Imagine a person who has taken a home loan for Rs 30 lakh, but suddenly meets with an accident resulting in a temporary disablement? He is unable to continue working and so there is a break in his income. He has not taken a personal accident insurance, and as a result is not compensated for this accident. He is not sure when he will start working normally again, which will give him the same income as his previous job to enable him to continue his monthly loan payment. What can be done in this case? Lets first look at what should be done before such a situation happens and how to stay prepared for it.
Building an Emergency Fund: As the popular saying goes ‘It is better to be safe than sorry’, it is important to build a safety fund for emergencies. The purpose of such a corpus is to help you deal with life’s uncertainties, of which a fall or stop in income is one of them.
You must consider all your expenses in a month to calculate the amount required for this fund. Experts generally recommend at least six months of expenses as the amount to be built as an emergency fund. This can even go up to 2-2.5 years of expenses, depending on your risk tolerance.

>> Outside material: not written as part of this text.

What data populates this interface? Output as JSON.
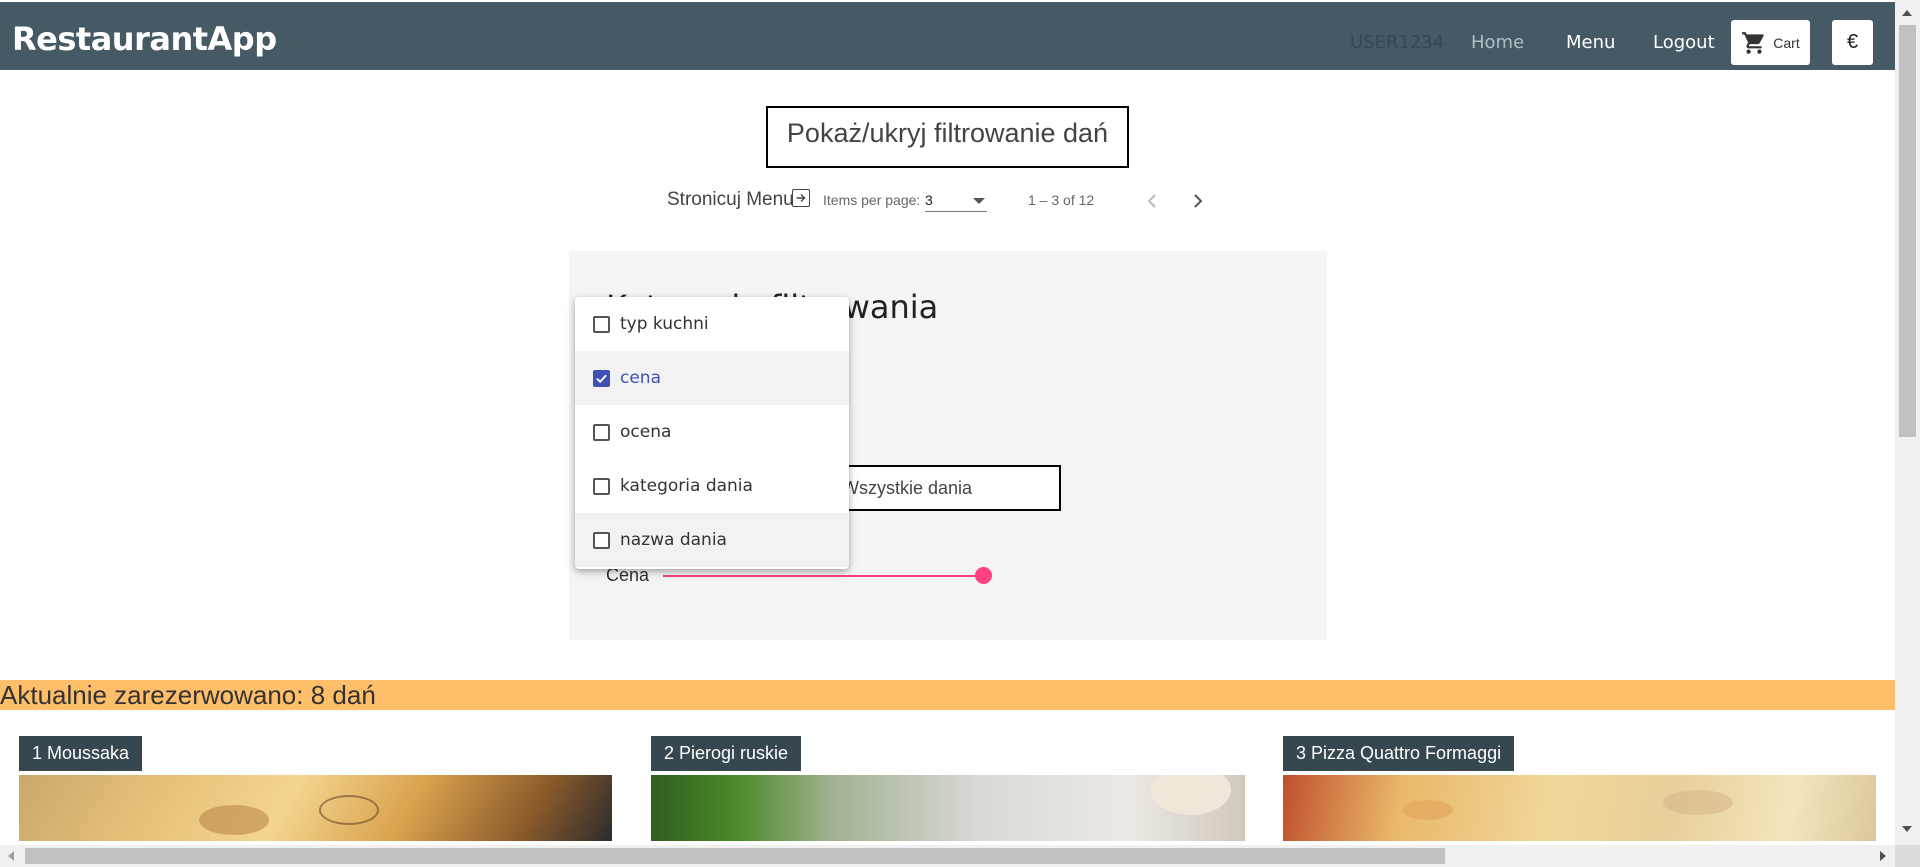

The corpus in this fund should only be used to meet the contingencies and not for regular expenses or on luxuries. It is better to keep a majority of this fund as liquid, to help you access the money without much problem. Remember, this can entail lower returns. Hence the amount to be invested in an emergency fund depends on what you perceive to be your risk level and the returns you expect on your investments. However, it must be kept in mind that the sole purpose of an emergency fund is to help you in emergencies and not to enhance your returns.
The higher the emergency fund, the better is your ability to deal with a crisis. The amount from this emergency fund can be used to pay your EMIs till you become fit to earn again.
Now what can be done after you realise you have uncertain cash flows?
Stay Calm: This situation cited earlier sounds scary, but anyone can be a victim of this. The first thing to do in such a case is to stay calm and think straight. Although it is difficult to manage your monthly cash flows, it is very important not to panic.
Talk to your bank: The next important thing to do is to talk to your bank or lender and discuss the issue. Get your loan papers in order and meet the bank officials. Banks generally understand such uncertainties and can re-work a loan repayment schedule, which takes into account your situation. You can either opt for lower EMIs or for a delayed repayment with some penalties or for re-financing the loan. These options will work out to be costlier for you over the long term; but they can provide you with the much needed breathing space which will ease your cash flows. The bank looks at your past repayment history, and will definitely entertain requests from genuine borrowers who have the intention to repay.
Cut out unnecessary expenses: Analyse your monthly expenses and cut out on all unnecessary expenses. In the normal course of life, when there is a regular income, we often spend on things which are not so critical or essential. Only when a crisis strikes, you can recognise these unimportant expenses and reduce or cut back on these. This will help you in paying off your EMIs more easily, as cash is freed up.
Avoid borrowing: Generally, when a crisis strikes, people resort to borrowing. Borrowing from banks may not be possible, as banks require payslips while granting a personal loan. If they know you are not working, they will not grant a personal loan. However, it is possible to borrow from other sources where higher interest rates are charged. This has to be avoided to the maximum possible extent, as this can be very harmful over the long term.
Talk to credit counsellors: You can also talk to credit counsellors who will help you deal with this situation in a better manner.
Events such as job loss, fall in income from a business venture, sudden illness, accidents etc. can happen to anyone, crippling your ability to meet your expenses and pay your debt. The situation calls for careful planning and methodically working out all possible options to manage cash flows efficiently.